Therapy Group of DC
You moved to DC for the job you wanted. You ended the relationship that wasn’t working. You got the promotion you earned. On paper, these are good things — the kind of life changes other people would celebrate. So why do you feel unmoored? Like you’re walking around in someone else’s life?
Life transitions — even positive ones — can shake your sense of who you are. The career change that was supposed to feel exciting leaves you questioning your identity. The move to a new city that represented a fresh start leaves you lonely and disconnected. The relationship ending that you knew was right still leaves you grieving what you thought your life would be.
At Therapy Group of DC, our therapists specialize in helping people navigate life transitions — the anticipated and the unexpected, the chosen and the forced.
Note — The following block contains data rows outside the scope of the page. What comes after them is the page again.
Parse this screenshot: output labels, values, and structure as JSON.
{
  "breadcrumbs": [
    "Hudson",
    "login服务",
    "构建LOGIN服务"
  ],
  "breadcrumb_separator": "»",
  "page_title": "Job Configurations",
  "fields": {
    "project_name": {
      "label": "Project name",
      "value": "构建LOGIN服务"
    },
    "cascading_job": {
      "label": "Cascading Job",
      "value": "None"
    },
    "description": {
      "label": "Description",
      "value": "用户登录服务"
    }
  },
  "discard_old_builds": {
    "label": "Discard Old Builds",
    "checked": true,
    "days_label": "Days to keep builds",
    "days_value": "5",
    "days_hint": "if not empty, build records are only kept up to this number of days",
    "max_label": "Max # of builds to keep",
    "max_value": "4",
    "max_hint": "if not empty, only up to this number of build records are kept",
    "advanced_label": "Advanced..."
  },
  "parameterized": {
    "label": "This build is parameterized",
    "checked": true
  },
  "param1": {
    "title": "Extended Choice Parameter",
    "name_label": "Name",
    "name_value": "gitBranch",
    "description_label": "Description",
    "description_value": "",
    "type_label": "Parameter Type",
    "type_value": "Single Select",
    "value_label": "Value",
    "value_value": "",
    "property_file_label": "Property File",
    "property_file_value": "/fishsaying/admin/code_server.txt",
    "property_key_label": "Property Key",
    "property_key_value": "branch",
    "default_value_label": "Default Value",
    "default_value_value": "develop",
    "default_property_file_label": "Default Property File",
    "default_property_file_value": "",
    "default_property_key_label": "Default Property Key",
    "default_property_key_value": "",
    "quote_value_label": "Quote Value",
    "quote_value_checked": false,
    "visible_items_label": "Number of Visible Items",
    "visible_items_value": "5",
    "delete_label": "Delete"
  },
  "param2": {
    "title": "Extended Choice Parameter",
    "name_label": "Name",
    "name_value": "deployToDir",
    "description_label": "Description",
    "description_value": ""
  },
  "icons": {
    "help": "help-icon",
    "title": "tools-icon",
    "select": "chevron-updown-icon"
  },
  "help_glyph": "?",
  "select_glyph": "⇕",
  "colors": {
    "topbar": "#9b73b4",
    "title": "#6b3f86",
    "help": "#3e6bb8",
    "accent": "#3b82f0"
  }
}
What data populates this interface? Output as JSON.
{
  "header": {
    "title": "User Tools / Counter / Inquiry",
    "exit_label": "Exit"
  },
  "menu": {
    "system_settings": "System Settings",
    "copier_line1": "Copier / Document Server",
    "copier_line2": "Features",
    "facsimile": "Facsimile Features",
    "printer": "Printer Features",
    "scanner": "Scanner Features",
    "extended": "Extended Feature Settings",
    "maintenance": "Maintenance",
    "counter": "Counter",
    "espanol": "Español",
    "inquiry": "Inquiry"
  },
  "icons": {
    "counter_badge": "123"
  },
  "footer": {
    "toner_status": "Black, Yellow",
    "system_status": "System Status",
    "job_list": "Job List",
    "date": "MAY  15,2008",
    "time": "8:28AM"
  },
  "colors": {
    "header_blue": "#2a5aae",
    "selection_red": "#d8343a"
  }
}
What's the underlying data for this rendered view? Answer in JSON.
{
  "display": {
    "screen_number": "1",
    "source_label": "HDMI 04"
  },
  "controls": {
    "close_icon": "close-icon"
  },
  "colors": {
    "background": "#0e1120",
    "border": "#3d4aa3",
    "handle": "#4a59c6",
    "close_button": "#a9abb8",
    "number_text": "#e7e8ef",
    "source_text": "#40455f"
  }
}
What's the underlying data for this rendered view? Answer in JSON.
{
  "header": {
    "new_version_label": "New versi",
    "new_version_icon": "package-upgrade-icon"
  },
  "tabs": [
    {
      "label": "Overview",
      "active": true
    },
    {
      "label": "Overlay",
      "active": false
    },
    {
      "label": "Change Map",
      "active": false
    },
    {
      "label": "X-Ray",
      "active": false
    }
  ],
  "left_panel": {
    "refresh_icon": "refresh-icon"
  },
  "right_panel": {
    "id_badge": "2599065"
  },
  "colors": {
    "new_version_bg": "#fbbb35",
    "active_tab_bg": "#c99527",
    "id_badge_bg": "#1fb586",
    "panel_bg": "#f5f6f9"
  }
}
We use psychodynamic, existential, and acceptance-based approaches to help you understand not just what’s changing, but why change feels so destabilizing — and how to move through it without losing yourself.
You’re not falling apart. You’re experiencing what happens when the structures that organized your daily life suddenly shift — and your brain, your relationships, and your sense of self all have to recalibrate. Life transition therapy gives you a space to do that recalibration with support, rather than white-knuckling it alone.
We see a lot of people who come in saying some version of “I should be handling this better.” The truth is, major life transitions are legitimately hard — even when you chose them. Most of our clients are high-functioning professionals who manage everything well until the ground shifts. That’s not weakness. That’s being human.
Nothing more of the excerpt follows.